懐メロ番組で耳にした「北上夜曲」が気に入って<においやさしい白ユリの……>と、口ずさんだころもあったっけ。白ユリのイメージを遠き彼女に重ねてさ迷った雨の宵、思い出すのも恥ずかしい遥か青春のアルバムか――。

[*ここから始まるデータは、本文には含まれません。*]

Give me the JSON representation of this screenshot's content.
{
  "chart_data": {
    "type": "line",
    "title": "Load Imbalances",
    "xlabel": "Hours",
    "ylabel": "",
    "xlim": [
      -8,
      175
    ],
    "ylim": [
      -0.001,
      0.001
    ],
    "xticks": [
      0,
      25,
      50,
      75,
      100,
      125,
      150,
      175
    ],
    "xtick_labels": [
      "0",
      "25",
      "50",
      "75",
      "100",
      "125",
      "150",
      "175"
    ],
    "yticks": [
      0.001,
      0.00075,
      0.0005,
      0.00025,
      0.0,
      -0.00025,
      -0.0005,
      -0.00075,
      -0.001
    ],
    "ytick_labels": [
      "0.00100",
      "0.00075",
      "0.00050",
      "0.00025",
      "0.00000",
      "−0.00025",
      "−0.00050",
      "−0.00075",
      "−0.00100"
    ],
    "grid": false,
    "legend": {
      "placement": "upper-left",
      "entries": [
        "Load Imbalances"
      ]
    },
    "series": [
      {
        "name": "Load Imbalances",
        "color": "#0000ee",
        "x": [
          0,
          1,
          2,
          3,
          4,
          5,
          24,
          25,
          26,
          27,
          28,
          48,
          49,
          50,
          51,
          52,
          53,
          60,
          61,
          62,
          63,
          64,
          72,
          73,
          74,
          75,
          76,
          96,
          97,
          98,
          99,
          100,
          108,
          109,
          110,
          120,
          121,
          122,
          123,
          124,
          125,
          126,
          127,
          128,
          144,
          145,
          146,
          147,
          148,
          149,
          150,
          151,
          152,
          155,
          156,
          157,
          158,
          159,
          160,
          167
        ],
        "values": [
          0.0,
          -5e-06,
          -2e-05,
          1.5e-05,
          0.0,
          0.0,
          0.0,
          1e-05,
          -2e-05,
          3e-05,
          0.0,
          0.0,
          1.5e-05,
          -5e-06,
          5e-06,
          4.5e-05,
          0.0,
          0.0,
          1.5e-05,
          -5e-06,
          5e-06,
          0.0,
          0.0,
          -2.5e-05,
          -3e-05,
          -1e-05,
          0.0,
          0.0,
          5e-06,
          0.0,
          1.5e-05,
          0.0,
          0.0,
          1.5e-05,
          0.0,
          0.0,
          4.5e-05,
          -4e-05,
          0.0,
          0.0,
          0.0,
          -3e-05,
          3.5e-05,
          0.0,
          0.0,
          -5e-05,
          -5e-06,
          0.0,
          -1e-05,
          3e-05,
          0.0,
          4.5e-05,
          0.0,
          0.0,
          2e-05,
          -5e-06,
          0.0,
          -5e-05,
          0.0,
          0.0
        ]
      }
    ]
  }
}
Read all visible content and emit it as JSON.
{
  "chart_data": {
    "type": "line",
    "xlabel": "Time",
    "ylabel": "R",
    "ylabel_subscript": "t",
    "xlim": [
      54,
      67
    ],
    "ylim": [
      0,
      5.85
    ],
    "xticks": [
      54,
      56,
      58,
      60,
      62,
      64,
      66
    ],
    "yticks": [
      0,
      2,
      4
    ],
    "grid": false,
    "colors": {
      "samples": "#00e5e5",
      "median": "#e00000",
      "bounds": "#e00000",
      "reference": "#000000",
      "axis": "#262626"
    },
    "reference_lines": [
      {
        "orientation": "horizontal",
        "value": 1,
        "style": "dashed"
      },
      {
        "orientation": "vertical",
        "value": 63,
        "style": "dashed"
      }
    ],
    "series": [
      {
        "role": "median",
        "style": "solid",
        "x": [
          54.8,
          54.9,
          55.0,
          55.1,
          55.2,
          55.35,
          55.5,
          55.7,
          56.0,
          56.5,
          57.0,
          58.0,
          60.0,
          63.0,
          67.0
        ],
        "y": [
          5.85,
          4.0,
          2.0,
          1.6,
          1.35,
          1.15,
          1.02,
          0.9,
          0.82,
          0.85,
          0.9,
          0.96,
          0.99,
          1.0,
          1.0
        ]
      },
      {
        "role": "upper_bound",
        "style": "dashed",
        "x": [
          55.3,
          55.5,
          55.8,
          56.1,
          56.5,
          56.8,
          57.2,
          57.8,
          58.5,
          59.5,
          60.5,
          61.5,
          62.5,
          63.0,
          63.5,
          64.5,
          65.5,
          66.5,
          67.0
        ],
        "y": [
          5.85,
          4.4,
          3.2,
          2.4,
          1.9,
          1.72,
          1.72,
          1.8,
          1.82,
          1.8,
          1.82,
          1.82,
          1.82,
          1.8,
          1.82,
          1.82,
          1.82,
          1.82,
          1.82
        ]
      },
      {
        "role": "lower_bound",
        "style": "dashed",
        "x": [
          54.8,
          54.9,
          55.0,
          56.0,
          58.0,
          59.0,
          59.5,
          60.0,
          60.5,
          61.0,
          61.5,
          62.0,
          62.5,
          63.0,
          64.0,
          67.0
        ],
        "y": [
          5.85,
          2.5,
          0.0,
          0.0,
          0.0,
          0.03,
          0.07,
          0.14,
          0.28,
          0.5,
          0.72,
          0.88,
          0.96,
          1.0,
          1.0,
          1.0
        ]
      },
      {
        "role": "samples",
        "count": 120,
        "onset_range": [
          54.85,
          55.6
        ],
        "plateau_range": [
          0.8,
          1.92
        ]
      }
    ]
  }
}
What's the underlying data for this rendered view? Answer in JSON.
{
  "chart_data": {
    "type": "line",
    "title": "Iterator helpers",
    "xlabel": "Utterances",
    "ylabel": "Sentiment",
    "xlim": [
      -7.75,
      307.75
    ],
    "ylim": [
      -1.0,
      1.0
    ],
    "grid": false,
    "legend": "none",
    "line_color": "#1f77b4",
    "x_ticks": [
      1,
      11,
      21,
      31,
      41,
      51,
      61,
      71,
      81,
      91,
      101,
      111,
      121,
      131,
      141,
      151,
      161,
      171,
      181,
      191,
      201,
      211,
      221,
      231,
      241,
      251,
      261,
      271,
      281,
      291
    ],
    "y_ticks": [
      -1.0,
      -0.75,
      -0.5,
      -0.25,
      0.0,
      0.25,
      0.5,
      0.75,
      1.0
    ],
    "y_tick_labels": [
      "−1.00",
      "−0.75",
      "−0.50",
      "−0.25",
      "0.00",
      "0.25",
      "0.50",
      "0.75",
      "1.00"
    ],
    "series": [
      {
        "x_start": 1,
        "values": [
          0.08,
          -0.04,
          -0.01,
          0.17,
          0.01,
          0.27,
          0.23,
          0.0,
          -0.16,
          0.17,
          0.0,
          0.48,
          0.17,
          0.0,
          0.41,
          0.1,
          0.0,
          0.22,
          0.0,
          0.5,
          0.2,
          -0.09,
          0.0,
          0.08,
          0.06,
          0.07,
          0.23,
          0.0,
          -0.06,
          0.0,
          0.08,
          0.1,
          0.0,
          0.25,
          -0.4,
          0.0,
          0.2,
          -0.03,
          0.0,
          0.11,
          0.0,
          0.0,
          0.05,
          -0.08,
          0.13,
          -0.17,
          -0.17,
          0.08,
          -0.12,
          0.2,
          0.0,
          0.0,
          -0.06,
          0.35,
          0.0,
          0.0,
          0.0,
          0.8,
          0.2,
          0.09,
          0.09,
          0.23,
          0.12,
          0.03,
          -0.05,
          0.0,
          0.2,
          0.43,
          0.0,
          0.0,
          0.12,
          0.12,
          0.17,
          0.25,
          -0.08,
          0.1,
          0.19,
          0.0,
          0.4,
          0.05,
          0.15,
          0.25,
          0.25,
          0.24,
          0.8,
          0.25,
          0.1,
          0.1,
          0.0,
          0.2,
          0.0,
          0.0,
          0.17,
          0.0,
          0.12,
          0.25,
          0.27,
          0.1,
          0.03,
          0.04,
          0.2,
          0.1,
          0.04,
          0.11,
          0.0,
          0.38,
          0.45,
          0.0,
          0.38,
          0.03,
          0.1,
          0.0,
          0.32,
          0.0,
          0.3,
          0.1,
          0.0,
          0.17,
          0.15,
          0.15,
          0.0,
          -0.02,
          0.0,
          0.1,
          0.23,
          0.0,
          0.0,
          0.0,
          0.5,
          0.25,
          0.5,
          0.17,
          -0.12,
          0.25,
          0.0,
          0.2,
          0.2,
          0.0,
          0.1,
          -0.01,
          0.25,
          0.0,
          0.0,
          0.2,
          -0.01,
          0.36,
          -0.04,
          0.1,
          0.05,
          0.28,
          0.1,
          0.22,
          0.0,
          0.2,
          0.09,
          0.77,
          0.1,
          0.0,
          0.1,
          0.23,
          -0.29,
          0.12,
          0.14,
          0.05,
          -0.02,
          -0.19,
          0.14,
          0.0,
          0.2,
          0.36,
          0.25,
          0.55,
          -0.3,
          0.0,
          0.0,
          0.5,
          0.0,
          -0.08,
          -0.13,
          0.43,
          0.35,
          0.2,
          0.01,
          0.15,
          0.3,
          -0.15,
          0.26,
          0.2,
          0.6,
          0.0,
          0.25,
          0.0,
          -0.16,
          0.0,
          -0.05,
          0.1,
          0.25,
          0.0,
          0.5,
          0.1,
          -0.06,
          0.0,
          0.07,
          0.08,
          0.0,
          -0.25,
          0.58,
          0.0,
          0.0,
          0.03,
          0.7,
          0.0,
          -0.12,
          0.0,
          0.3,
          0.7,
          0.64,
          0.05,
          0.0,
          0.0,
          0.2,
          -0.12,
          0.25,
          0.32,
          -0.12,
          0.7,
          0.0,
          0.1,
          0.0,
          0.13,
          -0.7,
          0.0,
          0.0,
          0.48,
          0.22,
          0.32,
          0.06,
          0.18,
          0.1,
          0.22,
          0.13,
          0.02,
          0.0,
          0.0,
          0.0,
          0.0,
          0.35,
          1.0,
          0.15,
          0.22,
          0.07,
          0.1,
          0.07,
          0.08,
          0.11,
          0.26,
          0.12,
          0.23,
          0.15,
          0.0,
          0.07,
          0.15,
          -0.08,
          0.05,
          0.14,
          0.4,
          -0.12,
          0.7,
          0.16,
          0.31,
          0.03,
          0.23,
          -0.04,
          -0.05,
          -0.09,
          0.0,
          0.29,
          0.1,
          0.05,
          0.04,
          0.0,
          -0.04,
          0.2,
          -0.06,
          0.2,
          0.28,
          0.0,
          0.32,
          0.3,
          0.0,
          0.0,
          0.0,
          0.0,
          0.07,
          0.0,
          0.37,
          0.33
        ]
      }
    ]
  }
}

我に返って目を上げると、事務室の窓は雨でけぶったまま。境内には参拝者の影もない。ベンチ越しに青・赤・紫鮮やかなアジサイの花が溢れるばかり眺められる。「神社にアジサイはふさわしくない」と知ったかぶりして批判した人がいたが、殺風景なベンチ脇にアジサイでも咲かせてみたら、と自分で苗木を買ってきて手植えしてくれた奇特なお方、そのお気持ちは何ともうれしい。
人の喜ぶ顔を見たい。そんな心がけの方は、きっと自分も明るく楽しい毎日でしょう。美しいもの、明るいこと大好きです。人の世のルールに反するもの大嫌いです。